都心の良さを活かした「空飛ぶペンギン」など画期的で斬新なアイデアが見られ、ぜひ行ってみてほしい水族館の一つです。
また国内で野生のトドやアザラシを見たい人は、北海道に行けばみることができますよ。
野生のトドは北海道の西側・積丹半島(しゃこたん)などで見られます。12月中旬から5月まで見られるトドウォッチングの中で人気なのがダイビングツアー。
トドの至近距離で一緒に泳ぐことができるとても魅力的なプランなのですが、ピークと言われるのは1月で、とてつもなく寒いです。
それでも積丹ブルーの海では美しい海中景観が広がり、トド以外にも珍しい海中生物が多いので、生涯の中でも忘れられないダイビングツアーになることは間違いないです。

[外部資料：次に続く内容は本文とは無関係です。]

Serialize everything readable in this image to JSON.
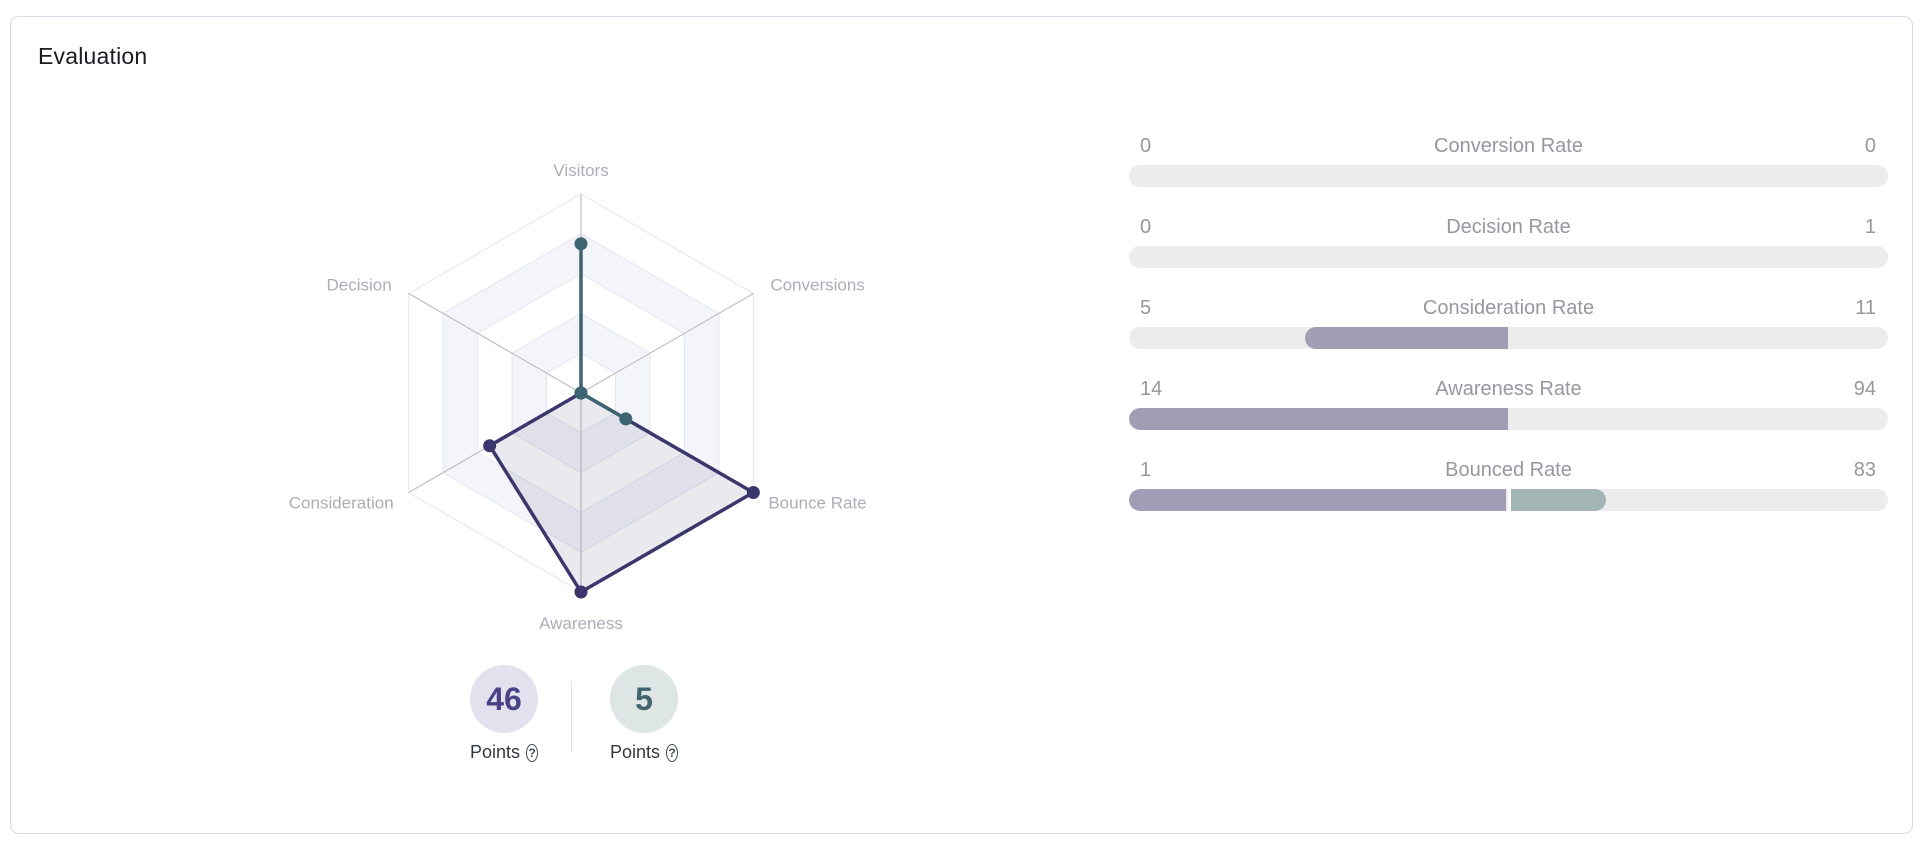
{
  "title": "Evaluation",
  "colors": {
    "card_border": "#d7dae6",
    "radar_grid_line": "#e2e5f1",
    "radar_grid_band": "#f4f5fa",
    "radar_spoke": "#bcbcc2",
    "radar_axis_label": "#abaeba",
    "series_purple": "#3b366b",
    "series_teal": "#3d6571",
    "bar_track": "#ececec",
    "bar_purple": "#a19db5",
    "bar_teal": "#a2b4b4",
    "bar_text": "#97979f"
  },
  "chart_data": [
    {
      "type": "radar",
      "title": "",
      "axes": [
        "Visitors",
        "Conversions",
        "Bounce Rate",
        "Awareness",
        "Consideration",
        "Decision"
      ],
      "rings": 5,
      "value_scale": "fraction of outer ring (0 = center, 1 = outer hexagon)",
      "series": [
        {
          "name": "purple-series",
          "color": "#3b366b",
          "fill": "rgba(76,70,118,0.12)",
          "values": [
            0,
            0,
            1.0,
            1.0,
            0.53,
            0
          ]
        },
        {
          "name": "teal-series",
          "color": "#3d6571",
          "fill": "none",
          "values": [
            0.75,
            0,
            0.26,
            0,
            0,
            0
          ]
        }
      ],
      "legend": "none",
      "grid": "on"
    },
    {
      "type": "bar",
      "orientation": "horizontal-progress",
      "track_color": "#ececec",
      "rows": [
        {
          "label": "Conversion Rate",
          "left_value": "0",
          "right_value": "0",
          "segments": []
        },
        {
          "label": "Decision Rate",
          "left_value": "0",
          "right_value": "1",
          "segments": []
        },
        {
          "label": "Consideration Rate",
          "left_value": "5",
          "right_value": "11",
          "segments": [
            {
              "color": "#a19db5",
              "start_pct": 23.2,
              "width_pct": 26.7,
              "cap": "left",
              "gap_left": false
            }
          ]
        },
        {
          "label": "Awareness Rate",
          "left_value": "14",
          "right_value": "94",
          "segments": [
            {
              "color": "#a19db5",
              "start_pct": 0,
              "width_pct": 49.9,
              "cap": "left",
              "gap_left": false
            }
          ]
        },
        {
          "label": "Bounced Rate",
          "left_value": "1",
          "right_value": "83",
          "segments": [
            {
              "color": "#a19db5",
              "start_pct": 0,
              "width_pct": 49.7,
              "cap": "left",
              "gap_left": false
            },
            {
              "color": "#a2b4b4",
              "start_pct": 49.9,
              "width_pct": 13.0,
              "cap": "right",
              "gap_left": true
            }
          ]
        }
      ]
    }
  ],
  "badges": [
    {
      "value": "46",
      "label": "Points",
      "bg": "#e4e1ef",
      "color": "#494285",
      "icon": "help-circle-icon",
      "icon_glyph": "?"
    },
    {
      "value": "5",
      "label": "Points",
      "bg": "#dee5e5",
      "color": "#42656f",
      "icon": "help-circle-icon",
      "icon_glyph": "?"
    }
  ]
}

もちろんクルーズツアーもありますが、風のせいなのか水に入ってしまった方が寒く感じないので、ダイビングに慣れてる方は潜ってしまった方がいいのかもしれません。
積丹でもアザラシが現れることもありますが、北海道の東・野付半島と知床、南側のえりも岬やオホーツク海沿岸では、比較的高確率で野生のアザラシを見ることもできますよ。
野生の海獣たちに会いに行くのは、大自然を満喫することもできますし、何よりその生物がどんな環境で生活しているのかを肌で感じることができるのが大きな魅力です。
さらに海外まで足を伸ばせば、野生の海獣たちと出会える機会ももっと広がります。
筆者は以前ガラパゴス諸島とオーストラリアのカンガルー島で野生のアシカ達が群れになっているところを見に行ったのですが、その光景が目の前に広がった時は体中に感動が広がりました。
ガラパゴスには「アシカ島」と呼ばれるくらいガラパゴスアシカがとても多い島(サンクリストバル島)があります。むしろ犬みたいにたくさんいるので、そのうち見慣れてしまうくらいなのですが。
もう一つ筆者が感動したオーストラリア・アデレードから近いカンガルー島は、オーストラリアンアシカやニュージーランドオットセイの生息地となっています。
カンガルー島もアシカ以外の野生動物が多く見られるとても魅力的なところなので、また改めてサイトで紹介させてもらいますね。